Qui t’impose ses images hypnotisantes remplies de larmoyance et écoeurantes de sentimentalisme liées à des faits divers sordides – et qui jouent de ça – mais sans t’apporter de quoi nourrir tes neurones et analyser les choses.

De la forme beaucoup, du fond pas du tout. Finalement Le Lay n’a jamais été aussi juste qu’en parlant de « temps de cerveau disponible ».

Ou alors on est plus dans le gavage de cerveau.

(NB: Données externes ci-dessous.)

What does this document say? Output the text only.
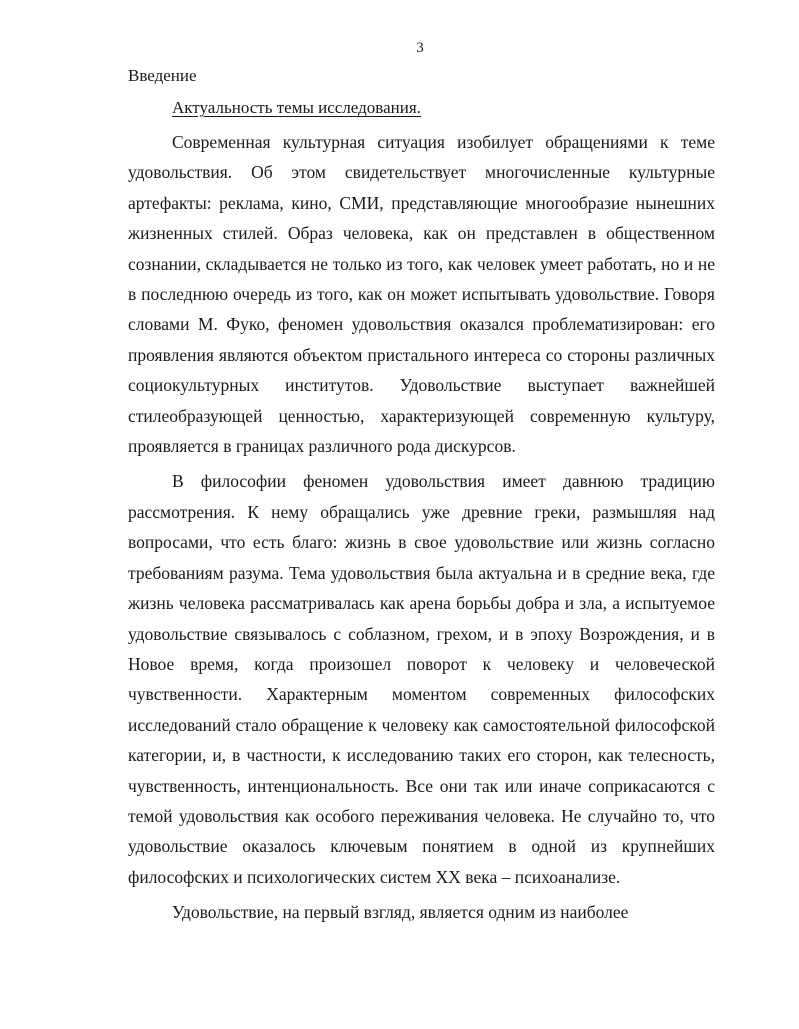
3
Введение
Актуальность темы исследования.

Современная культурная ситуация изобилует обращениями к теме удовольствия. Об этом свидетельствует многочисленные культурные артефакты: реклама, кино, СМИ, представляющие многообразие нынешних жизненных стилей. Образ человека, как он представлен в общественном сознании, складывается не только из того, как человек умеет работать, но и не в последнюю очередь из того, как он может испытывать удовольствие. Говоря словами М. Фуко, феномен удовольствия оказался проблематизирован: его проявления являются объектом пристального интереса со стороны различных социокультурных институтов. Удовольствие выступает важнейшей стилеобразующей ценностью, характеризующей современную культуру, проявляется в границах различного рода дискурсов.

В философии феномен удовольствия имеет давнюю традицию рассмотрения. К нему обращались уже древние греки, размышляя над вопросами, что есть благо: жизнь в свое удовольствие или жизнь согласно требованиям разума. Тема удовольствия была актуальна и в средние века, где жизнь человека рассматривалась как арена борьбы добра и зла, а испытуемое удовольствие связывалось с соблазном, грехом, и в эпоху Возрождения, и в Новое время, когда произошел поворот к человеку и человеческой чувственности. Характерным моментом современных философских исследований стало обращение к человеку как самостоятельной философской категории, и, в частности, к исследованию таких его сторон, как телесность, чувственность, интенциональность. Все они так или иначе соприкасаются с темой удовольствия как особого переживания человека. Не случайно то, что удовольствие оказалось ключевым понятием в одной из крупнейших философских и психологических систем XX века – психоанализе.

Удовольствие, на первый взгляд, является одним из наиболее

Il est plus difficile de prendre de la distance par rapport aux images qu’aux mots, de décrocher d’elles quand on referme vite un mauvais texte, de survoler des images comme on lit en diagonale.

 

Dégoût du nombrilisme.

Finalement après avoir rapidement fermé la tv, je me suis forcée à la rallumer à nouveau. A regarder tout pour être sûre de juger correctement.

Passés les sujets franco-français larmoyants (ya une histoire avec des gendarmes non? J’ai pas bien compris) vraiment traités finement (« oui l’émotion est grande pour cette cérémonie à laquelle le premier ministre participe donc » WOUH!) et sans racolage (« des collégiens auraient violés une de leur camarade de 13 ans 1/2, tout l’établissement serait sous le choc » je pense qu’on va bientôt faire un décompte du nombre de viols qui auront eu lieu chaque jour avec une description détaillée); au bout de 20 minutes donc de lavage de cerveau au karcher de la peur il y a enfin eu des sujets « intéressants » à mon sens : une découverte sur le non vieillissement cérébral grâce à la progeria, la présentation d’un projet de bateau innovant afin d’étudier les mers et océans.

Dur dur de parler d’autre chose que de … « LA France ».

 

Donc oui c’est décidé, j’arrête. J’arrête le rituel de l’information du soir (et parfois du midi) sur les grandes chaines.

J’irai voir ailleurs si l’herbe est plus verte, dans des contrées déjà explorées telles Arte ou Euronews.

Et sinon j’irai piocher dans l’écrit.

Discussion

2 Responses to “Comment j’ai renoncé au JT”

  1. Ca fait des années que j’ai arrêté. Si je regarde parfois le 20 heures, c’est en tant que blogueur politique pour savoir ce qu’on raconte « au peuple » (et je ne le fais que le week end quand je suis chez ma mère ou, parfois, au bistro).